Dozens dead in two attacks on villages in eastern DRC
A monitoring group says at least 28 people were killed in Boga and 22 in Tchabi, villages lying about 10 kilometres apart as local sources attributed the attacks to the Daesh-linked Allied Democratic Forces, ADF.
At least 50 people have been killed overnight in two new attacks in the eastern Democratic Republic of Congo, monitors said, as a local official blamed a notorious group linked to Daesh.
Citing a toll that is "still provisional," the Kivu Security Tracker (KST) group said 28 people were killed in Boga and 22 in Tchabi, villages lying about 10 kilometres (six miles) apart in an area that has long had a reputation for Allied Democratic Forces (ADF) attacks and ethnic friction.
The earlier toll was at least 39 dead.
A local civil society leader attributed the attacks to the ADF, a historically Ugandan extremist group blamed for a string of massacres in the past 18 months.

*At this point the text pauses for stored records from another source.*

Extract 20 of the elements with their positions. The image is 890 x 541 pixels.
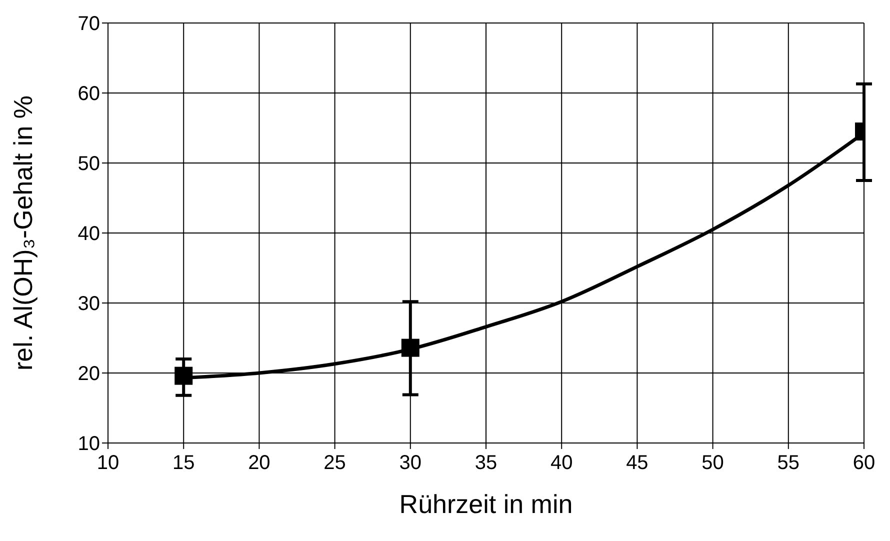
x-tick-label: 55 [777,452,800,474]
y-tick-label: 30 [78,293,100,316]
x-tick-label: 60 [852,452,876,474]
x-tick-label: 50 [702,452,724,474]
y-tick-label: 70 [78,13,100,36]
x-axis-title: Rührzeit in min [399,489,573,519]
y-tick-label: 60 [78,83,100,106]
x-tick-label: 20 [248,452,270,474]
y-tick-label: 20 [78,363,100,386]
x-tick-label: 40 [550,452,573,474]
x-tick-label: 45 [626,452,648,474]
y-tick-label: 50 [78,153,100,176]
y-tick-label: 40 [78,223,100,246]
x-tick-label: 15 [172,452,195,474]
point [401,338,420,357]
x-tick-label: 30 [399,452,422,474]
x-tick-label: 25 [324,452,346,474]
point [174,366,193,385]
x-tick-label: 35 [474,452,498,474]
y-axis-title: rel. Al(OH)₃-Gehalt in % [8,96,38,370]
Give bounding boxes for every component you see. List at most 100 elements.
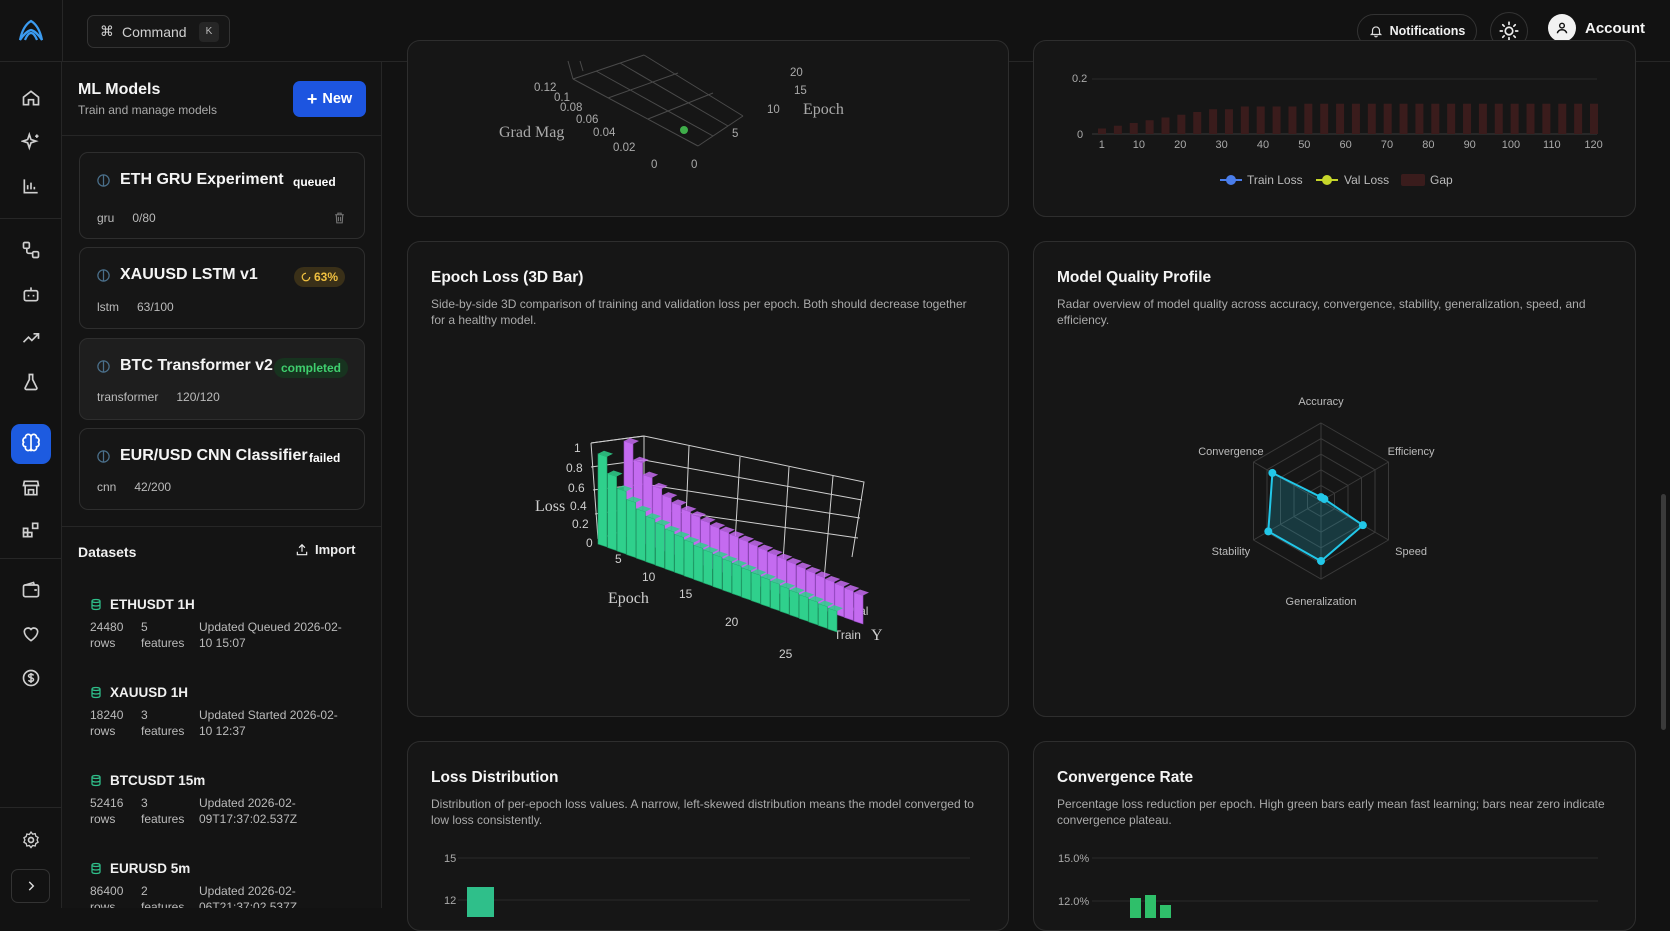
dataset-updated: 06T21:37:02.537Z [199,900,298,908]
plus-icon: + [306,89,318,109]
model-name: XAUUSD LSTM v1 [120,266,258,283]
z-tick: 0.02 [613,142,635,154]
loss-bar [844,587,854,621]
features-label: features [141,636,185,650]
dataset-updated: Updated Queued 2026-02- [199,620,342,634]
radar-point [1358,521,1367,530]
gap-bar [1098,128,1106,134]
account-button[interactable]: Account [1548,14,1645,42]
bot-icon[interactable] [11,274,51,314]
expand-sidebar-button[interactable] [11,869,50,903]
z-tick: 0.04 [593,127,616,139]
rail-divider [0,807,62,808]
command-button[interactable]: ⌘ Command K [87,15,230,48]
x-tick: 40 [1257,139,1269,151]
loss-bar [818,603,828,629]
status-badge: queued [293,175,336,189]
loss-bar-top [710,522,726,529]
x-tick: 10 [767,104,780,116]
quality-card: Model Quality Profile Radar overview of … [1033,241,1636,717]
trending-up-icon[interactable] [11,318,51,358]
command-icon: ⌘ [100,23,114,39]
x-tick: 100 [1502,139,1520,151]
page-scrollbar[interactable] [1661,494,1666,730]
card-description: Percentage loss reduction per epoch. Hig… [1057,797,1605,827]
loss-bar [693,544,704,583]
model-card[interactable]: EUR/USD CNN Classifier failed cnn 42/200 [79,428,365,510]
loss-bar-top [808,596,824,603]
loss-bar-top [652,482,668,489]
x-tick: 20 [1174,139,1186,151]
dataset-name: EURUSD 5m [110,861,191,876]
model-meta: cnn 42/200 [97,480,171,494]
loss-bar [789,589,799,619]
gap-bar [1129,123,1138,134]
dataset-features: 3 [141,796,148,810]
model-card[interactable]: BTC Transformer v2 completed transformer… [79,338,365,420]
sparkles-icon[interactable] [11,122,51,162]
loss-bar-top [770,578,786,585]
x-tick: 15 [794,85,807,97]
dataset-item[interactable]: XAUUSD 1H 18240 rows 3 features Updated St… [90,685,360,739]
dataset-features: 3 [141,708,148,722]
status-badge: 63% [294,267,346,287]
z-tick: 1 [574,441,581,455]
dollar-circle-icon[interactable] [11,658,51,698]
model-card[interactable]: XAUUSD LSTM v1 63% lstm 63/100 [79,247,365,329]
flask-icon[interactable] [11,362,51,402]
model-card[interactable]: ETH GRU Experiment queued gru 0/80 [79,152,365,239]
model-meta: gru 0/80 [97,211,156,225]
loss-bar-top [767,549,783,556]
loss-bar-top [626,496,642,503]
heart-icon[interactable] [11,614,51,654]
z-tick: 0.1 [554,92,570,104]
trash-icon[interactable] [333,211,346,225]
status-badge: failed [309,451,341,465]
model-meta: lstm 63/100 [97,300,174,314]
gap-bar [1145,120,1154,134]
y-axis-label: Y [871,627,883,644]
x-tick: 50 [1298,139,1310,151]
gap-bar [1558,103,1567,134]
blocks-icon[interactable] [11,510,51,550]
store-icon[interactable] [11,468,51,508]
wallet-icon[interactable] [11,570,51,610]
dataset-updated: 10 15:07 [199,636,246,650]
loss-bar [655,522,665,569]
new-model-label: New [322,91,353,107]
y-tick: 15 [444,853,456,865]
dataset-item[interactable]: ETHUSDT 1H 24480 rows 5 features Updated Q… [90,597,360,651]
loss-bar-top [844,585,860,592]
workflow-icon[interactable] [11,230,51,270]
epoch-loss-card: Epoch Loss (3D Bar) Side-by-side 3D comp… [407,241,1009,717]
card-description: Distribution of per-epoch loss values. A… [431,797,974,827]
datasets-title: Datasets [78,544,137,560]
x-tick: 20 [790,67,803,79]
rail-divider [0,218,62,219]
model-arch: transformer [97,390,159,404]
loss-bar-top [636,505,652,512]
card-title: Epoch Loss (3D Bar) [431,269,584,286]
dataset-features: 2 [141,884,148,898]
import-button[interactable]: Import [295,542,355,557]
home-icon[interactable] [11,78,51,118]
loss-bar [645,515,656,566]
model-meta: transformer 120/120 [97,390,220,404]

Two local officials reached in Boga by AFP said the assailants attacked a camp for displaced people.
They said 36 bodies had been found so far in Boga, a figure that had yet to be independently confirmed.
READ MORE: Many dead in suspected ADF militia attack in east DRC
Security forces take over civilian authorities
The KST, a respected NGO that monitors violence in eastern DRC, said the wife of a traditional leader in Benyali-Tchabi had been killed in the attack on Tchabi.
The ADF is the deadliest of an estimated 122 armed militias that roam the mineral-rich east of the DRC, many of them a legacy of two regional wars that ran from 1996 to 2003.
As of Friday, the KST estimated that at least 1,228 civilians have been killed in the Beni territory of North Kivu alone since November 2019, when DRC forces launched a crackdown that splintered the ADF into smaller groups.
The latest deaths brought the toll from ADF-suspected killings to at least 78 in six days.
Three other attacks since last Tuesday have claimed 39 lives.
On March 11, the United States said the ADF was linked to Daesh.
The ADF was called Daesh-DRC, or Madina at Tauheed Wau Mujahedeen.
DRC President Felix Tshisekedi on May 6 proclaimed a 30-day "state of siege" in North Kivu and Ituri in a bid to curb bloodshed by the ADF.
Under the move, military and police officers have taken over from civilian authorities.